The Halloween Problem - Part 2 - SQLPerformance.com

[ Part 1 | Part 2 | Part 3 | Part 4 ]

In the first part of this series, we saw how the Halloween Problem applies to UPDATE queries. To recap briefly, the problem was that an index used to locate records to update had its keys modified by the update operation itself (another good reason to use included columns in an index rather than extending the keys). The query optimizer introduced an Eager Table Spool operator to separate the reading and writing sides of the execution plan to avoid the problem. In this post, we will see how the same underlying issue can affect INSERT and DELETE statements.

Insert Statements

Now we know a bit about the conditions that require Halloween Protection, it is quite easy to create an INSERT example that involves reading from and writing to the keys of the same index structure. The simplest example is duplicating rows in a table (where adding new rows inevitably modifies the keys of the clustered index):

CREATE TABLE dbo.Demo
(
    SomeKey integer NOT NULL,

    CONSTRAINT PK_Demo
        PRIMARY KEY (SomeKey)
);

INSERT dbo.Demo
SELECT SomeKey FROM dbo.Demo;

The problem is that newly inserted rows might be encountered by the reading side of the execution plan, potentially resulting in a loop that adds rows forever (or at least until some resource limit is reached). The query optimizer recognizes this risk, and adds an Eager Table Spool to provide the necessary phase separation:

A more realistic example

You probably don’t often write queries to duplicate every row in a table, but you likely do write queries where the target table for an INSERT also appears somewhere in the SELECT clause. One example is adding rows from a staging table that do not already exist in the destination:

CREATE TABLE dbo.Staging
(
    SomeKey integer NOT NULL
);

-- Sample data
INSERT dbo.Staging
    (SomeKey)
VALUES
    (1234),
    (1234);

-- Test query
INSERT dbo.Demo
SELECT s.SomeKey
FROM dbo.Staging AS s
WHERE NOT EXISTS
(
    SELECT 1
    FROM dbo.Demo AS d
    WHERE d.SomeKey = s.SomeKey
);

The execution plan is:

The problem in this case is subtly different, though still an example of the same core issue. There is no value ‘1234’ in the target Demo table, but the Staging table contains two such entries. Without phase separation, the first ‘1234’ value encountered would be inserted successfully, but the second check would find that the value ‘1234’ now exists and would not attempt to insert it again. The statement as a whole would complete successfully.

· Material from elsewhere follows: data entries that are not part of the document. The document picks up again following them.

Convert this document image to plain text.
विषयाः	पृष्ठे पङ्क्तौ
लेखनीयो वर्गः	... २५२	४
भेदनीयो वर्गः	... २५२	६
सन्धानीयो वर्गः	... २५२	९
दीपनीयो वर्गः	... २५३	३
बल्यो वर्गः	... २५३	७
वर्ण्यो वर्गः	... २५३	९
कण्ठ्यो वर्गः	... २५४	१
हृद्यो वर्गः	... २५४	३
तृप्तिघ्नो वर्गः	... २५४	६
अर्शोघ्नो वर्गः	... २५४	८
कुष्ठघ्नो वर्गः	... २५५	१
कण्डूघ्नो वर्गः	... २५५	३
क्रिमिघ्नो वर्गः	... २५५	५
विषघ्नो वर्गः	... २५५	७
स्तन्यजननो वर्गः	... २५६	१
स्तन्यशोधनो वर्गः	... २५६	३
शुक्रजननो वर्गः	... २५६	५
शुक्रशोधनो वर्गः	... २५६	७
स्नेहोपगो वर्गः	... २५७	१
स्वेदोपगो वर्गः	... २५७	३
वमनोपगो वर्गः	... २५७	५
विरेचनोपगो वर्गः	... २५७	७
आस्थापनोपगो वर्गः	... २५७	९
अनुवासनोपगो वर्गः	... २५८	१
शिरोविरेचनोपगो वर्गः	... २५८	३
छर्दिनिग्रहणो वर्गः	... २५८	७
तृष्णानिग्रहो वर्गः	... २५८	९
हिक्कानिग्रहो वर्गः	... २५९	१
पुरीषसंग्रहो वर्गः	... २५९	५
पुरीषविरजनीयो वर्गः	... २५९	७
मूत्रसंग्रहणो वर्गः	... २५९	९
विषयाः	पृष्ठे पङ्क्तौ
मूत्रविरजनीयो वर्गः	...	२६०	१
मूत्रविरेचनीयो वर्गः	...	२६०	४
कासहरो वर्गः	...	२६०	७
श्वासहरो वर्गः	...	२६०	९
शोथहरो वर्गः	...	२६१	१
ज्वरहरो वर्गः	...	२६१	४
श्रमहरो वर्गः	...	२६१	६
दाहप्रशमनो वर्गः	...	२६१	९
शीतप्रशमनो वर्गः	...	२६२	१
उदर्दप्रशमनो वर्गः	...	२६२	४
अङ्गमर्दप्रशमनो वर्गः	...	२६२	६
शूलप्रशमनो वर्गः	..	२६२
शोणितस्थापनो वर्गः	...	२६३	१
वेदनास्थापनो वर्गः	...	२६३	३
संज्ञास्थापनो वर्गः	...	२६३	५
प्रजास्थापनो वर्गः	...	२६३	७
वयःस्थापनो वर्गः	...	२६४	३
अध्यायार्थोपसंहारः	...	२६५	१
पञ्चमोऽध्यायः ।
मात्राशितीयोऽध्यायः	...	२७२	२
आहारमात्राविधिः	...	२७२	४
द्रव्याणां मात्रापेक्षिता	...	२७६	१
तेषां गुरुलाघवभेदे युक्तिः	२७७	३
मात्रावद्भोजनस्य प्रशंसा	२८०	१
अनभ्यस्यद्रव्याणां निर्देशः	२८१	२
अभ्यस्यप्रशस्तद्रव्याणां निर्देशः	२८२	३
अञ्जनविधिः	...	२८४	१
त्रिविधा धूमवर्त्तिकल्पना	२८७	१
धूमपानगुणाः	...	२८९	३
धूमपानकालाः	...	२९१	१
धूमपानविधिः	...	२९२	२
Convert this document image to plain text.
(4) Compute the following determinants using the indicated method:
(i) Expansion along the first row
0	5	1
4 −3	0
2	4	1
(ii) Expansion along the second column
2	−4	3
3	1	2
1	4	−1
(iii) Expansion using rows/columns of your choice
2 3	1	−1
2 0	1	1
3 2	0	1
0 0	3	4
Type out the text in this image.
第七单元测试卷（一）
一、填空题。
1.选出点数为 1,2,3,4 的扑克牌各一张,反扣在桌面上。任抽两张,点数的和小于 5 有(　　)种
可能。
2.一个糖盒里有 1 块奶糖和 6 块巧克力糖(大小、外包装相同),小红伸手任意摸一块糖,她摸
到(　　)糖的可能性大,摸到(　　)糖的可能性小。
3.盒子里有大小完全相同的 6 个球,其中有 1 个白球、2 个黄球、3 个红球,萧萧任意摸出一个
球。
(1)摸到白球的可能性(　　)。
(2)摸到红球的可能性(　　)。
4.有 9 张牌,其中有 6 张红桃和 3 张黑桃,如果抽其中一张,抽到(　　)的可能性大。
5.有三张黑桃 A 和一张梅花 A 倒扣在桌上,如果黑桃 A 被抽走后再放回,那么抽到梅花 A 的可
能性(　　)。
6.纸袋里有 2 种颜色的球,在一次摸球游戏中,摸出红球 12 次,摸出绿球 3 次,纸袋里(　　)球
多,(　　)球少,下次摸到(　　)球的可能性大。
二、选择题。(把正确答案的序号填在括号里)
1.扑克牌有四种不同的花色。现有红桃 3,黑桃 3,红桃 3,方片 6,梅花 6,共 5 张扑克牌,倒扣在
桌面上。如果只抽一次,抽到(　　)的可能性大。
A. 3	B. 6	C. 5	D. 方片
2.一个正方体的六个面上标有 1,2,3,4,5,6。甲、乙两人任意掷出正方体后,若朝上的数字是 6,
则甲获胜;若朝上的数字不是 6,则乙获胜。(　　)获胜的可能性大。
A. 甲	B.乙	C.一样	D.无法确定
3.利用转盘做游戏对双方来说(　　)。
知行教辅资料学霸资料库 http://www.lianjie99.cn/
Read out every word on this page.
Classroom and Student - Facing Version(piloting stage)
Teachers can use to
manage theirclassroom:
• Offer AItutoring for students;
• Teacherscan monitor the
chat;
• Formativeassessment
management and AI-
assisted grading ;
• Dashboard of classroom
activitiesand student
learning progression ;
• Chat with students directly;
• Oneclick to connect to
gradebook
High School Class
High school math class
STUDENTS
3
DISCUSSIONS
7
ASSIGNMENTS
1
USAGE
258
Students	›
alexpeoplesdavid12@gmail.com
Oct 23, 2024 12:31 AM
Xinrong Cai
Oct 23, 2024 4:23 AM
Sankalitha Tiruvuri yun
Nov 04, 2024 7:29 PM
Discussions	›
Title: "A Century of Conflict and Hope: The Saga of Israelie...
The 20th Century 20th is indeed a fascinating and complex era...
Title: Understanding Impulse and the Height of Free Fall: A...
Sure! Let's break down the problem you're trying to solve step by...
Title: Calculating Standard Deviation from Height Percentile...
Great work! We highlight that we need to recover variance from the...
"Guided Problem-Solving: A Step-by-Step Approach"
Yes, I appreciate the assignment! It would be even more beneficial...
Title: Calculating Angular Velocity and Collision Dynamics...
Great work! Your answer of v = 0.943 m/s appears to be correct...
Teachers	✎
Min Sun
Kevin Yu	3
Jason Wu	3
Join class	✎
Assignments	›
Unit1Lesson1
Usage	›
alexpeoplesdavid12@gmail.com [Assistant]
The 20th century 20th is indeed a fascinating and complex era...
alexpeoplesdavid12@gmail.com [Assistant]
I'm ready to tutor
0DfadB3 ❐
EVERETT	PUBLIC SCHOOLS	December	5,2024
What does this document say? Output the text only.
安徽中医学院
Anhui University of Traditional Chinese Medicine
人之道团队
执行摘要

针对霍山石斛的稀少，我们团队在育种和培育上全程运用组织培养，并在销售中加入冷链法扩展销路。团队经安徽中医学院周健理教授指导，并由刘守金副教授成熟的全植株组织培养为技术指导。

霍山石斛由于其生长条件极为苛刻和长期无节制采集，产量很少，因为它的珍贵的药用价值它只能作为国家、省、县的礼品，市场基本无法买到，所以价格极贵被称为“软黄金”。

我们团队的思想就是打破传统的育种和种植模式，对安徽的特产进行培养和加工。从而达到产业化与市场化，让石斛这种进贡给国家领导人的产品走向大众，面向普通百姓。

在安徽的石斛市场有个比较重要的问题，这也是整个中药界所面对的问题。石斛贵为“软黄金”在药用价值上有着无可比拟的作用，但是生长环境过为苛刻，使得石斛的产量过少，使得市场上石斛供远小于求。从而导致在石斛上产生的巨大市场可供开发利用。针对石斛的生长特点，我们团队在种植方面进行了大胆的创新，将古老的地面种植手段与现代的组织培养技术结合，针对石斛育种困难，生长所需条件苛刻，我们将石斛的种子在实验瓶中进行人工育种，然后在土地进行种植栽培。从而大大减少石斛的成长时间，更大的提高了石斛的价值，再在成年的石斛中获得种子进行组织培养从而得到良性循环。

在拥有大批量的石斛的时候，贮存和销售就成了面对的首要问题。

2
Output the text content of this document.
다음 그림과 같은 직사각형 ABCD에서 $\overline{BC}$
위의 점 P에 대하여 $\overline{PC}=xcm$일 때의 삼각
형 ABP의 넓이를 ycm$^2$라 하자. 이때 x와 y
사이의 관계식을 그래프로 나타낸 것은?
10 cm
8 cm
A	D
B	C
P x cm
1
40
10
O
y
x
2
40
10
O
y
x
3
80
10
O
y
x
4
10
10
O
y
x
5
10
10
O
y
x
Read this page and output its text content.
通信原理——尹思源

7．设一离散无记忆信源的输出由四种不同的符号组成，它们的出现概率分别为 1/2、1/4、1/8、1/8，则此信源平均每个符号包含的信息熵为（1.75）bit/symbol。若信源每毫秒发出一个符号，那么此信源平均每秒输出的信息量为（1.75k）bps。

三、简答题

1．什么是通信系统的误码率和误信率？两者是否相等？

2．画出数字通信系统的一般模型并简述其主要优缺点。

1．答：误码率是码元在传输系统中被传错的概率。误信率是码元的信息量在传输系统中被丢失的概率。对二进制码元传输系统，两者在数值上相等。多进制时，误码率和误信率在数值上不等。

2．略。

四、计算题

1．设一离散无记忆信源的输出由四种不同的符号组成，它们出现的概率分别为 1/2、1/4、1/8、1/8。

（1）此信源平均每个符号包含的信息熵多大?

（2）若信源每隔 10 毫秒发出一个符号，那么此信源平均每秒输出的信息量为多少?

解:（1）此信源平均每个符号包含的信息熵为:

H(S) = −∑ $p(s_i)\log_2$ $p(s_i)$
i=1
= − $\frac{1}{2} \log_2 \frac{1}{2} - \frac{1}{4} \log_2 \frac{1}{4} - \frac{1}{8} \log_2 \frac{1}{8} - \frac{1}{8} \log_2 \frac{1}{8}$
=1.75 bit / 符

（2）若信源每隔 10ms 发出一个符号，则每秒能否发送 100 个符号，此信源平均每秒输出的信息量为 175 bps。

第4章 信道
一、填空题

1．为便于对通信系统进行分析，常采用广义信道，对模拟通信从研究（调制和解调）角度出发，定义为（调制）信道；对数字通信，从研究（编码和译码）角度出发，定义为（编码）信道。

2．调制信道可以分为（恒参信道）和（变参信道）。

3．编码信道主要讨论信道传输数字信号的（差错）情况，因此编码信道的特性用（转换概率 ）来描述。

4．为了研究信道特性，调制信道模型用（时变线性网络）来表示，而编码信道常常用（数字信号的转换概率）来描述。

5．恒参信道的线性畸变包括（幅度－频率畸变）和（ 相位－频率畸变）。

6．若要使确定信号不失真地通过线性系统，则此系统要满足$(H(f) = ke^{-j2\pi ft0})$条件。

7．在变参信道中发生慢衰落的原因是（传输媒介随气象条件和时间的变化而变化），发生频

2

This might produce a desirable outcome in this particular case (and might even seem intuitively correct) but it is not a correct implementation. The SQL standard requires that data modification queries execute as if the three phases of reading, writing and checking constraints occur completely separately (see part one).

Searching for all rows to insert as a single operation, we should select both ‘1234’ rows from the Staging table, since this value does not exist in the target yet. The execution plan should therefore try to insert both ‘1234’ rows from the Staging table, resulting in a primary key violation:

Msg 2627, Level 14, State 1, Line 1
Violation of PRIMARY KEY constraint 'PK_Demo'.
Cannot insert duplicate key in object 'dbo.Demo'.
The duplicate key value is (1234).
The statement has been terminated.

The phase separation provided by the Table Spool ensures that all checks for existence are completed before any changes are made to the target table. If you run the query in SQL Server with the sample data above, you will receive the (correct) error message.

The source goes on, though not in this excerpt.